Heckman et al. (1991) treated canine radial defects with BMP using both demineralized bone matrix (DBM) and polylactide carriers. The former had no effect on the healing of the defect, but the polylactide-BMP composite led to union in all cases. Some investigators have found that polylactic and polyglycolic acid porous microspheres, when combined with an appropriate dose of rhBMP-2, appear to be equally effective as inactivated demineralized bone matrix (Kenley et al. 1994, Muschler et al. 1994). Boström et al. (1996) used rhBMP-2 with a paste-like polylactide, treating rabbit ulnar defects with success. Hollinger and Leong (1996) suggested that poly-alpha-hydroxy acids are suitable carriers for BMPs based on some preclinical studies. rhBMP-2 was able to heal large segmental defects in sheep, when used with a PDLLA carrier in sheep femur (Kirker-Head et al. 1998). Zegzula et al. (1997) demonstrated the suitability of PDLLA as a carrier material for rhBMP-2 in rabbit radial diaphyses. In dentistry, synthetic polymers have also proven to be useful as carriers for BMP (Saitoh et al. 1994, Alpaslan et al. 1996). In an attempt to quantify osteoinductivity, Winn et al. used a measure of radioactivity to quantify rhBMP-2 pharmacokinetics, radiomorphometry, histomorphometry and alkaline phosphatase activity. The results showed that deorganified bovine bone resulted in an initial burst release of morphogen, but thereafter appeared to bind irreversibly a fraction of rhBMP-2. Collagen and PDLLA carriers showed a sustained release, and the latter also a dose-dependent release pattern (Winn et al. 1999).

Calcium phosphate materials, including coralline, hydroxyapatite, tricalcium phosphate and their composites, have been proposed as potential carrier materials for BMP. They resemble bone tissue structurally and are usually biocompatible, but their variable and often extremely slow biodegradation makes them suboptimal as carriers (Lane et al. 1999a).

Hydroxyapatite (HA) is a material that has been used widely in animal studies as a carrier material for various BMPs.
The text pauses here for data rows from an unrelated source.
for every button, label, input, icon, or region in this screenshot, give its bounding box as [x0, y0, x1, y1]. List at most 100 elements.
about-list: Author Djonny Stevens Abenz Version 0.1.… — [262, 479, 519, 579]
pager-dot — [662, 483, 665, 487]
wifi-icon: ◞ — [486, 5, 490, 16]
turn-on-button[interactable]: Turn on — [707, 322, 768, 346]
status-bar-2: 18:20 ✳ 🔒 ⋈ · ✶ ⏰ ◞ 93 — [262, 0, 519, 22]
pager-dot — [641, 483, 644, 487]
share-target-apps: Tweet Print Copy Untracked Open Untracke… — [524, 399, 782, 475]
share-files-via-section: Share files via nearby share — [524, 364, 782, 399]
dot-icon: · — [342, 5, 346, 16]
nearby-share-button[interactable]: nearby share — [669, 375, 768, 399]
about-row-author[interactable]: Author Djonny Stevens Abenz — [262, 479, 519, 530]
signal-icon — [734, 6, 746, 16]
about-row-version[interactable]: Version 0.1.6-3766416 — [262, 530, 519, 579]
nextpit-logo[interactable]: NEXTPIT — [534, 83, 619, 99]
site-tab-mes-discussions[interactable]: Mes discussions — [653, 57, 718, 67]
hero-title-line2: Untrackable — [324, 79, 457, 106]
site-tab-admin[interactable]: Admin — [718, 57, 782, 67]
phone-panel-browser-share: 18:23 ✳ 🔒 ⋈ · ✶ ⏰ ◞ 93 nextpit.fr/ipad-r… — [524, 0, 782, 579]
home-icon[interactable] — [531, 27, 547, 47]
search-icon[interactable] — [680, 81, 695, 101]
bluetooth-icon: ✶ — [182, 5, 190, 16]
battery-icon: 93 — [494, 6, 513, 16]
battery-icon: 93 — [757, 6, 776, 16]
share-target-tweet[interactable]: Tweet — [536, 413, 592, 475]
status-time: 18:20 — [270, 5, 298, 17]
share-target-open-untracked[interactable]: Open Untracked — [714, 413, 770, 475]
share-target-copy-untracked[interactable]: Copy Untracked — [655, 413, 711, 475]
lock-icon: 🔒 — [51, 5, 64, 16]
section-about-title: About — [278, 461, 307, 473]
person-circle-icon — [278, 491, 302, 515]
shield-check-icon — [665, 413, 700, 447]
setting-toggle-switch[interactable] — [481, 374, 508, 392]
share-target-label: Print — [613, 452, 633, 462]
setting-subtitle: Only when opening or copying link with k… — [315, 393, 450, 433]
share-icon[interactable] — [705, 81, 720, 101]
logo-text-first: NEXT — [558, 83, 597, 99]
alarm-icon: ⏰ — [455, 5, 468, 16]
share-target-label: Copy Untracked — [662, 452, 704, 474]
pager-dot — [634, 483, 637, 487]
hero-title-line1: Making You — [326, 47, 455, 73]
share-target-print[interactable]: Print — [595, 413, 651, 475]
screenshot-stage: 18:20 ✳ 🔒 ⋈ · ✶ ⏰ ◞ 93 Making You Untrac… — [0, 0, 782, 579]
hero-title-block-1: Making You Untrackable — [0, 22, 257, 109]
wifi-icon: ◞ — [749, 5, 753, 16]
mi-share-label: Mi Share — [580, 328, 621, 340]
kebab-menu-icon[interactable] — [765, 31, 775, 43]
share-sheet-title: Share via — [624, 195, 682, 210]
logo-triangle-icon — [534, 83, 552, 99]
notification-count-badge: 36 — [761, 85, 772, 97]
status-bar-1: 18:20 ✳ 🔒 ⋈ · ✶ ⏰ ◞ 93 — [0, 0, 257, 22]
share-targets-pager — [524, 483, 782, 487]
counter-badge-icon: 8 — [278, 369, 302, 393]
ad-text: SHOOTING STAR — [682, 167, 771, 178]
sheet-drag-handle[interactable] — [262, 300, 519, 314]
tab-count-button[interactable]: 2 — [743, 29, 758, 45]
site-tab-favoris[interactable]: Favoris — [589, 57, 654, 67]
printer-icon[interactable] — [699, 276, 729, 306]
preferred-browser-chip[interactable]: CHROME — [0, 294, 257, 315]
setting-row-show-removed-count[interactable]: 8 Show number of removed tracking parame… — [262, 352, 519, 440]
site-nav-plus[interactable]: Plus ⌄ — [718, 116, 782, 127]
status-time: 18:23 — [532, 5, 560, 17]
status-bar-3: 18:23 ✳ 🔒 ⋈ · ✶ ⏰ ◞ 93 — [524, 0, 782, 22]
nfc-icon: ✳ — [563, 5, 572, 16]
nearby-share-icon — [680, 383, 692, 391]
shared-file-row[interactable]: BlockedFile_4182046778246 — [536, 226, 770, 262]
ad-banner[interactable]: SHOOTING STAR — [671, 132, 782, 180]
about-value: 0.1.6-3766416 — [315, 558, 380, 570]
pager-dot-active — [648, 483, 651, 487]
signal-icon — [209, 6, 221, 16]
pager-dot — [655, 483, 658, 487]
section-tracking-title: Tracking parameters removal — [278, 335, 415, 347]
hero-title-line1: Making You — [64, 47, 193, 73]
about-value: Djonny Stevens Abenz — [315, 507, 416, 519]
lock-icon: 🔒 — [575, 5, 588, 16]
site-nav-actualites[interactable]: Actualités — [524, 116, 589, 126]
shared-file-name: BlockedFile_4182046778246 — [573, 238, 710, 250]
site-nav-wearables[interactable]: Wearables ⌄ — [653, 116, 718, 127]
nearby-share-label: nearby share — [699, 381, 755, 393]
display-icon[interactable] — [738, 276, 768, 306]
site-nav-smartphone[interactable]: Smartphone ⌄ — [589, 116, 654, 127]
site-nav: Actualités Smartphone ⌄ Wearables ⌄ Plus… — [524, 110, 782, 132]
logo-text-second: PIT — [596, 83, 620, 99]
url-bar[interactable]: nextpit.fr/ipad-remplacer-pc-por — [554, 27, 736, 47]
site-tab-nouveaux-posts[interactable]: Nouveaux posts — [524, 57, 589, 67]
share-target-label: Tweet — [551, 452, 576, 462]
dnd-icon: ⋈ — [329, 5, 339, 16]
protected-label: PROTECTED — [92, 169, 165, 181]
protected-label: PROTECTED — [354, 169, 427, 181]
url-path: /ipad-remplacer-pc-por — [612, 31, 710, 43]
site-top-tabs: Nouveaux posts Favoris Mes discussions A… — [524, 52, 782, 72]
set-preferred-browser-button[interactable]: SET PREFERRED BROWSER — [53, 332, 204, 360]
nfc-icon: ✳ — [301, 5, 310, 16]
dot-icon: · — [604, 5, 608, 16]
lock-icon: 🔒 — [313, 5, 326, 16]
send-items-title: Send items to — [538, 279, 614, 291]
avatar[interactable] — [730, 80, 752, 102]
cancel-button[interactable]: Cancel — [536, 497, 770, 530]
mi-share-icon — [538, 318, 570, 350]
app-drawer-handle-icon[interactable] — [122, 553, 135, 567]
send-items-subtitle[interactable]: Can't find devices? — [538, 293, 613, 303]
It has been used in ectopic muscle implantation, in a skull defect model, under the periosteum of parietal bone and in mandibular bone defects, and a combination HA-BMP proved to be more effective than HA alone in all these studies (Takaoka et al. 1988, Damien et al. 1990, Horisaka et al. 1991, Ono et al. 1995, Asahina et al. 1997, Koempel et al. 1998). The effect of a HA-BMP combination in spinal fusion was demonstrated by Boden et al. (1999). The addition of collagen or bone marrow has further enhanced the osteogenic potential of the HA-BMP composite (Yoshida 1999, Noshi 2000). It has been suggested that the geometrical configuration of hydroxyapatite may be an important factor in osteogenesis (Magan & Ripamonti 1996, Kuboki et al. 1998).

Natural coral has been used in animal bone defect models with good results (Gao et al. 1997, Sciadini et al. 1997b), although there was obviously an immunological reaction to natural bovine BMP in the former, which impaired healing at the later stages of the study (Gao et al. 1997). In rat cranioplasty, natural coral with BMP was superior to natural coral alone (Arnaud et al. 1999).

Tricalcium phosphate has been used as a carrier material either alone or in combination with other materials, especially hydroxyapatite (Urist et al. 1984, Stevenson et al. 1994, Gao et al. 1996a, Boden et al. 1999)

The other materials suggested as carrier materials for BMPs constitute a very heterogeneous group of different materials, including bioactive glass, calcium sulphate, carbon, fibrin sealant and titanium (Lindholm & Gao 1993).